The IGCEP needs to be reworked to be truly co-developed, a national blueprint, not a federal directive. A structural position should be accorded to the provincial energy directorates during the early modeling stages under centralized management of the NTDC. The new framework will directly incorporate provincial growth targets, localized renewable quotas, and regional off-grid solarization data into the country-wide power planning algorithm, ensuring power planning is done in line with the actual demand in the country. Such an inclusive approach is crucial to stop uncoordinated power expansion and the accumulation of further circular debt.

  • Harmonizing Provincial and Federal Regulators

Pakistan needs to set up a permanent joint committee to help NEPRA and provincial energy departments coordinate their work. Currently, overlapping rules and jurisdictions make things difficult for everyone involved. By standardizing grid codes and creating clear, unified rules for licensing and tariffs on provincial transmission lines, the government can give private developers a more predictable environment. This kind of coordination is the only way to get stalled B2B power deals moving and encourage more private investment in clean energy infrastructure.

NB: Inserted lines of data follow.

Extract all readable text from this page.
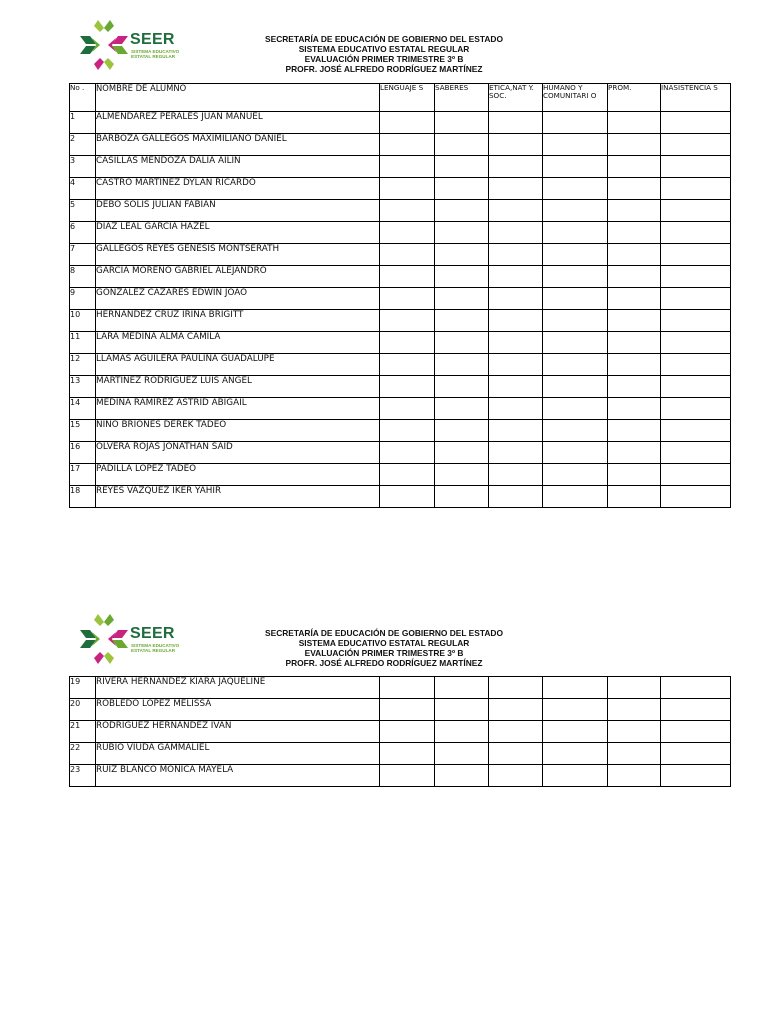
SEER
SISTEMA EDUCATIVO
ESTATAL REGULAR
SECRETARÍA DE EDUCACIÓN DE GOBIERNO DEL ESTADO
SISTEMA EDUCATIVO ESTATAL REGULAR
EVALUACIÓN PRIMER TRIMESTRE 3º B
PROFR. JOSÉ ALFREDO RODRÍGUEZ MARTÍNEZ
No .	NOMBRE DE ALUMNO	LENGUAJE S	SABERES	ETICA,NAT Y. SOC.	HUMANO Y COMUNITARI O	PROM.	INASISTENCIA S
1	ALMENDAREZ PERALES JUAN MANUEL						
2	BARBOZA GALLEGOS MAXIMILIANO DANIEL						
3	CASILLAS MENDOZA DALIA AILIN						
4	CASTRO MARTINEZ DYLAN RICARDO						
5	DEBO SOLIS JULIAN FABIAN						
6	DIAZ LEAL GARCIA HAZEL						
7	GALLEGOS REYES GENESIS MONTSERATH						
8	GARCIA MORENO GABRIEL ALEJANDRO						
9	GONZALEZ CAZARES EDWIN JOAO						
10	HERNANDEZ CRUZ IRINA BRIGITT						
11	LARA MEDINA ALMA CAMILA						
12	LLAMAS AGUILERA PAULINA GUADALUPE						
13	MARTINEZ RODRIGUEZ LUIS ANGEL						
14	MEDINA RAMIREZ ASTRID ABIGAIL						
15	NIÑO BRIONES DEREK TADEO						
16	OLVERA ROJAS JONATHAN SAID						
17	PADILLA LOPEZ TADEO						
18	REYES VAZQUEZ IKER YAHIR						
SEER
SISTEMA EDUCATIVO
ESTATAL REGULAR
SECRETARÍA DE EDUCACIÓN DE GOBIERNO DEL ESTADO
SISTEMA EDUCATIVO ESTATAL REGULAR
EVALUACIÓN PRIMER TRIMESTRE 3º B
PROFR. JOSÉ ALFREDO RODRÍGUEZ MARTÍNEZ
19	RIVERA HERNANDEZ KIARA JAQUELINE						
20	ROBLEDO LOPEZ MELISSA						
21	RODRIGUEZ HERNANDEZ IVAN						
22	RUBIO VIUDA GAMMALIEL						
23	RUIZ BLANCO MONICA MAYELA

  • Transitioning toward Regional Transmission and Open Wholesale Markets

To fix the long-term issues with energy fragmentation, it is necessary to move away from the state-monopoly system, where there is only one buyer, and start building a competitive wholesale market instead. Our organization has the capability to do this by fully putting the CTBCM framework into practice and setting up independent regional operators to handle transmission. When private buyers and sellers can trade power directly, electricity is moved based on what makes sense economically rather than being restricted by administrative borders. An open market lets prices be set by transparent forces, which helps take the politics out of how national resources are shared.

Critical analysis 

Critically, the energy crisis in Pakistan is not really the fault of the 18th Amendment. The actual problem is that the country never set up the institutional systems required to make a decentralized government function properly. Power was moved to the provinces, but the technical and administrative connections needed to link them with the federal government were never created. This has resulted in a broken setup where provinces have the power to approve new energy projects, yet the federal government is still stuck with the financial responsibility and the mounting debt. As a result, energy policy has become a political battleground. Provinces use constitutional rules to look out for their own regional interests, while the federal center uses its control over the power grid and pricing to protect its own finances. This constant friction creates a lot of uncertainty, which makes it hard to attract long-term international investment. Solving this does not mean taking away provincial power. Instead, it requires a cooperative approach where both levels of government work together using shared data, consistent regulations, and a system driven by the market.

Conclusion 

In short, the 18th Amendment was intended to give provinces more control over energy, but because there was no real way for everyone to work together, the sector has become very disorganized. This lack of coordination has led to poor planning, disputes over natural gas, and stalled business projects, which eventually pushed the power sector debt to a massive 2.6 trillion PKR. It is now clear that managing a modern energy system in a country like Pakistan cannot work if provinces act entirely on their own or if the federal government tries to force its own rules without cooperation. In fact,  Pakistan wants a secure energy future, it has to move past political arguments and focus on working together. This means giving the Council of Common Interests a permanent technical team to help with decisions, creating national energy plans that everyone agrees on, and making sure all regulations match up. The goal should be to create a competitive electricity market where decisions are based on economic facts rather than administrative borders. Therefore, moving toward shared data and uniform rules is the only way to build an energy sector that actually works and lasts.